Chris Geideman in Crew’s Control
By Georgetta L. Morque
For Chris Geideman, a stint washing dishes as a teenager at Rye’s Tripp’s Restaurant in the’80s fueled a passion that led to the successful career he enjoys today. Geideman, Rye High School class of 1985, is an accomplished restaurateur and owner, for the past 11 years, of Crew Restaurant on Railroad Avenue in Greenwich, a contemporary American bistro known for its creative cuisine paired with craft beers, innovative cocktails, fine wines, and live music.
Growing up in Rye, Geideman recalls life as a high school wrestler, lacrosse and football player with fond memories of beating Harrison. At home, he enjoyed good food and learned cooking from his mother, Joanne. Longtime Rye residents will remember Joanne, the owner of Harvey’s, the stationery and school supplies store on the Post Road. Harvey’s was a lifesaver for parents who simply brought in their children’s list of required school supplies and Joanne would fulfill their needs. When Harvey’s closed, parents were left in somewhat of a frenzy.

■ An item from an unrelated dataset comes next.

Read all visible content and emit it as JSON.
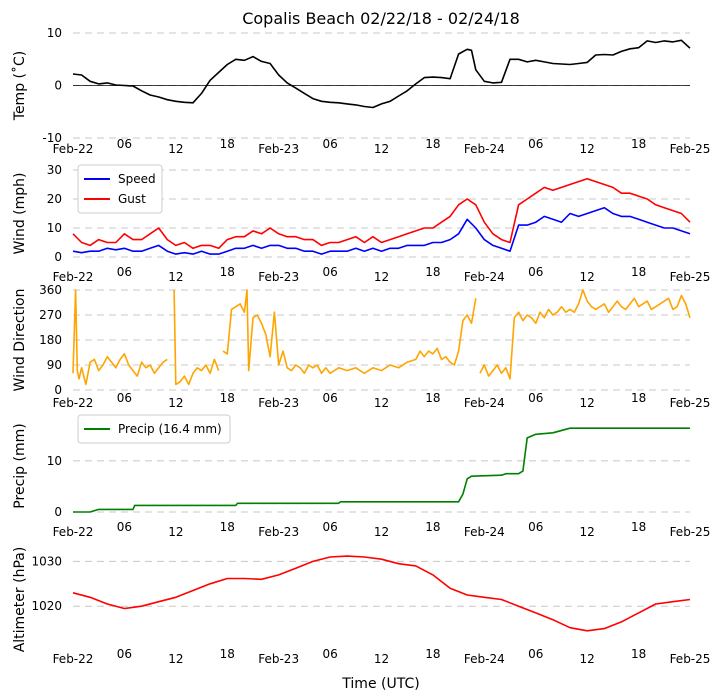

Tripp’s Restaurant is another landmark on memory lane. The neighborhood haunt was on the corner of the Post Road and Central Avenue, across from Jerry’s current location. It was there that Geideman moved on from washing dishes and learned cooking from Terry McSpedon, a CIA-trained chef who became his mentor. And it was then that Geideman decided to enroll at Widener University where he graduated with a B.S. in Hotel and Restaurant Management. “It felt right,” he recalled, realizing he found his passion and talents he wanted to hone.
From there, his career took off — from sous-chef to general manager — at Miche Mache in South Norwalk, Boxing Cat Grill, and Bleu Restaurant in Greenwich, among others. Along the way, he moved to St. John and served as head chef at Pussers Restaurant in Cruz Bay. He also worked in the wine industry and became an expert bar manager and signature drinks specialist.
In 2007, Geideman was able to create the restaurant of his dreams with the opening of Crew. And as life takes interesting twists and turns, he eventually brought in his mentor from Tripp’s, McSpedon, as executive chef.
Crew has received stellar reviews and has a following who rave about the fresh and imaginative menu options — traditional with a twist — such as pan-seared scallops with spinach, Cara Cara and blood oranges, watermelon, dried cranberries, almonds, and crisp wonton noodles and honey ginger vinaigrette, along with the eclectic wines, cocktails and beers. There’s a prix fixe lunch, friendly ambience – “Cheers” for the gourmand according to fans — and not to mention, plentiful parking. On Thursday, Friday, and Saturday evenings, diners can enjoy acoustic accompaniment by local artists, including Rye High School grad Fred Fillat.
“I love coming to work every day and feel very fortunate,” said Geideman, who lives not far from his Rye roots in Norwalk with his wife, Talia, and their three young children: Anabelle, Curtis, and Madelyn. In their free time, they enjoy visiting grandmother Joanne, who now lives on the Jersey Shore.